The Use of Pictures. There is of course very high ground that may rightly be taken as regards pictures, for it is remarkable that the highest works of art are the most religious. Sacred pictures are a sort of painted sermons of a very powerful and affecting kind; much practical divinity is learnt from the silent eloquence of those sublime productions which teach from the instructive walls. We know that even a print from Mant's Bible clings to a child and acts upon it for life. The power of pictures as a sort of mute divines-mute indeed, but having a voice among them,' is marvellously great, and Christian truths, which preachers fail to enforce, often strike home and leave lasting impressions when taught by lips that speak from canvas.— Nat. Mis.
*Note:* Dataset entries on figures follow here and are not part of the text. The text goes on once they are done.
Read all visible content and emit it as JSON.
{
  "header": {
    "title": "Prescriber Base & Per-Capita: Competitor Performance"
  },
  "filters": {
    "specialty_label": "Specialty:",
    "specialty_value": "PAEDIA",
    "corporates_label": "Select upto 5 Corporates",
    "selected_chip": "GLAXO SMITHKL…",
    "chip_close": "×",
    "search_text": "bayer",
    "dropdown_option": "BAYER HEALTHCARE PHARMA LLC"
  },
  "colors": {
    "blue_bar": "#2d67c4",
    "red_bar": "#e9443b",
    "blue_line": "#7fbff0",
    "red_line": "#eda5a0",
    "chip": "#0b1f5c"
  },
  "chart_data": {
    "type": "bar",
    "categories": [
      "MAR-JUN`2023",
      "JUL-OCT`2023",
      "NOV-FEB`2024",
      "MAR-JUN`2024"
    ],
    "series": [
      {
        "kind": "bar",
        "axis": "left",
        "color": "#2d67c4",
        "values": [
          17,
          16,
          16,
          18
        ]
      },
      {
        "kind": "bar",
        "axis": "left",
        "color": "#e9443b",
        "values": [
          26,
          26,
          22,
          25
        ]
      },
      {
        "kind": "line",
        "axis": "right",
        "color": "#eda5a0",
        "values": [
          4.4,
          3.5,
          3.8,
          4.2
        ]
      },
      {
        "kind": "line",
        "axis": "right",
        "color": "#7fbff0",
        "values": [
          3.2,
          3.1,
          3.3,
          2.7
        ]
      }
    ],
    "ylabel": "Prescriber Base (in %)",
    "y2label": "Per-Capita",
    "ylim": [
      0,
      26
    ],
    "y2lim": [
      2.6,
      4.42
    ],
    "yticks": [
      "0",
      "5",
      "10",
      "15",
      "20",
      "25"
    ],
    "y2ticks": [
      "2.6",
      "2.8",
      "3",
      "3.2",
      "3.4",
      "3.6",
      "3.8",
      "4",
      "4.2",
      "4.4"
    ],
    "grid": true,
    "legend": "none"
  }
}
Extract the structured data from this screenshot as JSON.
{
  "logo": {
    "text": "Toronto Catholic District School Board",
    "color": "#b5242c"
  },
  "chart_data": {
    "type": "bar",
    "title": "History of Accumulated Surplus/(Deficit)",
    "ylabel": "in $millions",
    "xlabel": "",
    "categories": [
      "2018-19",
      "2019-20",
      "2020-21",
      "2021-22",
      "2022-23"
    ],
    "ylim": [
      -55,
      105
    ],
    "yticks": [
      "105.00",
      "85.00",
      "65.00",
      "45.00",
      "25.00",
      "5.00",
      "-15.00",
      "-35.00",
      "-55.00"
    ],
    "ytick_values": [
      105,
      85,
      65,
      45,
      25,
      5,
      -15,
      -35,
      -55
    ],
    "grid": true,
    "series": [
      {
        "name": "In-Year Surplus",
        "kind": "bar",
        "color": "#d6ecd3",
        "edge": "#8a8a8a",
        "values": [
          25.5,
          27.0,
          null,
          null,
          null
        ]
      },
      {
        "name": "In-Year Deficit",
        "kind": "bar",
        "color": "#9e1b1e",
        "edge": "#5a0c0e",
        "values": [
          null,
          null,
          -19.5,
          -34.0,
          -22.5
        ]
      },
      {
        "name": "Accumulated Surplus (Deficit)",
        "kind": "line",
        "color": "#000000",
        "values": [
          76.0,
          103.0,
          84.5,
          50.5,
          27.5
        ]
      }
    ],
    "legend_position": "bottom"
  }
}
They have seen Better Days.-I know no one for whom one's heart so instinctively bleeds as for him of whom it is said, 'He has seen better days.' Probably such an one hides beneath some old best coat, or some old silk gown, the real state of hardship which has to be borne. 'To beg I am ashamed,' is the motto of such. They go on bearing and bearing, without the knowledge of men, their increasing poverty, hoping against hope, still keeping up appearances and not coming under the designation of the poor, failing to share those charities which are dispensed among the lowest class of all. Yes; to have known better days, to be decayed, to be dropping comfort after comfort, to go down stairs in life, to see the summer friends slipping away, to have to be as the poor without being accustomed to poverty, without having been acclimated, so to speak, to the state of poverty-this is a lot which claims the deepest sympathy. -Nat. Mis.

Death of Sir John Falstaff.

'For his nose was as sharp as a pen and a table of green fields.' So ran the line in the original copies, defying the greatest critical acumen. The emendation proposed by Theobald, and since so popular, was—

'His nose was as sharp as a pen, and a' babbled of green fields.'

But Mr. Collier, in his Notes and Emendations of Shakespeare, reads

'For his nose was as sharp as a pen on a table of green frieze.'

This is probably the right reading. Yet who does not regret the being obliged to give up Theobald's ingenious and expressive reading of the passage?